The Northern Rockies landscape is anchored by three large, relatively intact and relatively protected ecosystems: Greater Yellowstone on the south, Crown of the Continent on the north, and Salmon-Selway on the on the west. As important and impressive as each of these ecosystems is separately, it is only together with the intervening public and private lands that the true conservation value of the northern Rockies is realized. It is only at this scale that grizzly bears, wolverines, lynx, cutthroat trout, golden eagles and a myriad of other native species have room and resources required to maintain viable and genetically healthy populations. The ‘High Divide’ is a broad and crucial region of small mountain ranges, valleys, and sagebrush steppe across which the large ecosystems of the northern Rockies must be interconnected to conserve species native to the northern Rockies.
WCS is using field research, state-of-the-art GIS analysis, and cooperative actions with a wide range of public and private land stakeholders to protect and interlink crucial habitats with wildlife corridors across the High Divide. We are also working to:
- Employ WCS’ renowned scientific expertise and the latest in GIS spatial analysis to identify and assess threats to crucial wildlife corridors.
- Influence federal, state, and county policies and legislation to ensure that policy, incentives and funding support wildlife corridor conservation.
- Work with county and city governments to plan growth in ways to protect wildlife habitat and corridors.
- Work with government transportation agencies to ensure safe passage of wildlife across busy highways, railroads and other transportation infrastructure.
- Assist private landowners to conserve wildlife corridors across their property.
- Work with communities, private landowners, business owners, hunters and hikers to avoid and resolve human-wildlife conflicts.
Carnivore Connectivity and Wildlife Conflict Resolution
As roads and rural sprawl increase so does grizzly bear mortality. Only a small percentage of the mortality increase results from vehicle collisions however as overwhelmingly increased mortality is the result of human-bear conflict. To forestall a pattern of increasing human-bear conflict and the likelihood of resulting bear mortality, WCS, the Idaho Department of Fish and Game, and Caribou-Targhee National Forest have joined in formal partnership to employ a carnivore conservation specialist tasked with reducing conflict through a combination of education, outreach, promotion of the use of bear-proof canisters, and working with the Interagency Grizzly Bear Team. In 2010,while other portions of the Greater Yellowstone Ecosystem witnessed one of the worst years of human‐grizzly bear conflict, thanks in part to the joint WCS‐IDFG‐USFS conflict outreach efforts, no human or bear mortalities occurred in the region where we are working.
Maintaining Wildlife on Private Lands
In Southwest Montana and Central Idaho the wide open spaces, and wildlife habitat are undergoing dramatic changes. The private lands in the valleys of the High Divide provide critical connectivity for wide-ranging species such as grizzly bear and wolf. Yet as carnivores move through the rich landscape, they can come into conflict with livestock holders. WCS is integrating, socio-economic data with wildlife and land-use planning concerns to help communities make informed decisions to protect their livelihoods and quality of life while also protecting wildlife habitat.
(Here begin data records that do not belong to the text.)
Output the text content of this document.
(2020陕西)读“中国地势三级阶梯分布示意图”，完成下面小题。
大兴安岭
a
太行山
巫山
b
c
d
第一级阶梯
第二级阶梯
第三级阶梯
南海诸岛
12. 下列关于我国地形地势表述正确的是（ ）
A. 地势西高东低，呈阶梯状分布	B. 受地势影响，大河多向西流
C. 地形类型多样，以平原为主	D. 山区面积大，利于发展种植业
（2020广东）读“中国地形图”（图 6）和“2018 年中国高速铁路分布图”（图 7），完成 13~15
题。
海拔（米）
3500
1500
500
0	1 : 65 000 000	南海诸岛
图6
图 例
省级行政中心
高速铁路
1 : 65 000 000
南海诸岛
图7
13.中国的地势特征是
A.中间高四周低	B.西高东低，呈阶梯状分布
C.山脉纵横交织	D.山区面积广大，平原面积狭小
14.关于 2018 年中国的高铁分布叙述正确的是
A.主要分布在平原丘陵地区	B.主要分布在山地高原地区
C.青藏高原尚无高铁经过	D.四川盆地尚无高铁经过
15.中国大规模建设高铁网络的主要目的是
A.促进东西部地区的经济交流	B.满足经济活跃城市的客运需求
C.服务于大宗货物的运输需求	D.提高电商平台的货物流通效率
Read More >>
Conserving Water and Wildlife as Climate Changes in the Northern Rockies
To ensure the resilience of wildlife and wild places as climate changes, WCS is facilitating climate change planning efforts with managers and private landowners. As part of this effort, WCS is conducting scientific assessments of range shifts, possible changes in water regimes, and wildlife needs, and is conducting educational outreach on how climate change will impact wolverine and grizzly bears. As an innovative step to see how natural systems can retain surface water and preserve stream flows, WCS is examining the role of beavers in maintaining wetlands and riparian zones during drought conditions, which are expected to increase in this region.
Safe Passages for Moose and Motorists
WCS, in partnership with the Idaho Department of Transportation and the Idaho Fish & Game, is collaborating on a three-year project to identify where, when, and under what circumstances moose and elk are being struck by vehicles on U.S. Route 20. The study will inform whether and how the road is affecting ungulates’ ability to move through the landscape to find seasonal habitats and breeding grounds.
- WCS conducted the only field-based, scientifically rigorous assessment of threats to carnivore movement along the Centennial Range wildlife corridor. As a result, the BLM has closed 40% of the roads on lands under their jurisdiction along the Centennials Mountains to protect carnivore habitat connectivity identified by the WCS Centennial Carnivore Corridor project.
- WCS science identified crucial corridors for wolverines and bears across the High Divide.
- WCS provided site-specific science in this region to aid Fremont County, Idaho to prepare a comprehensive growth and subdivision plan that considers the importance of protecting biodiversity and wildlife migration corridors.
- The WCS Madison Valley Conservation Assessment is being used by the Madison County, Montana planning board to limit rural residential sprawl in one of the most ecologically intact valleys in Greater Yellowstone. It has also become a model adopted by the Montana Fish, Wildlife & Parks.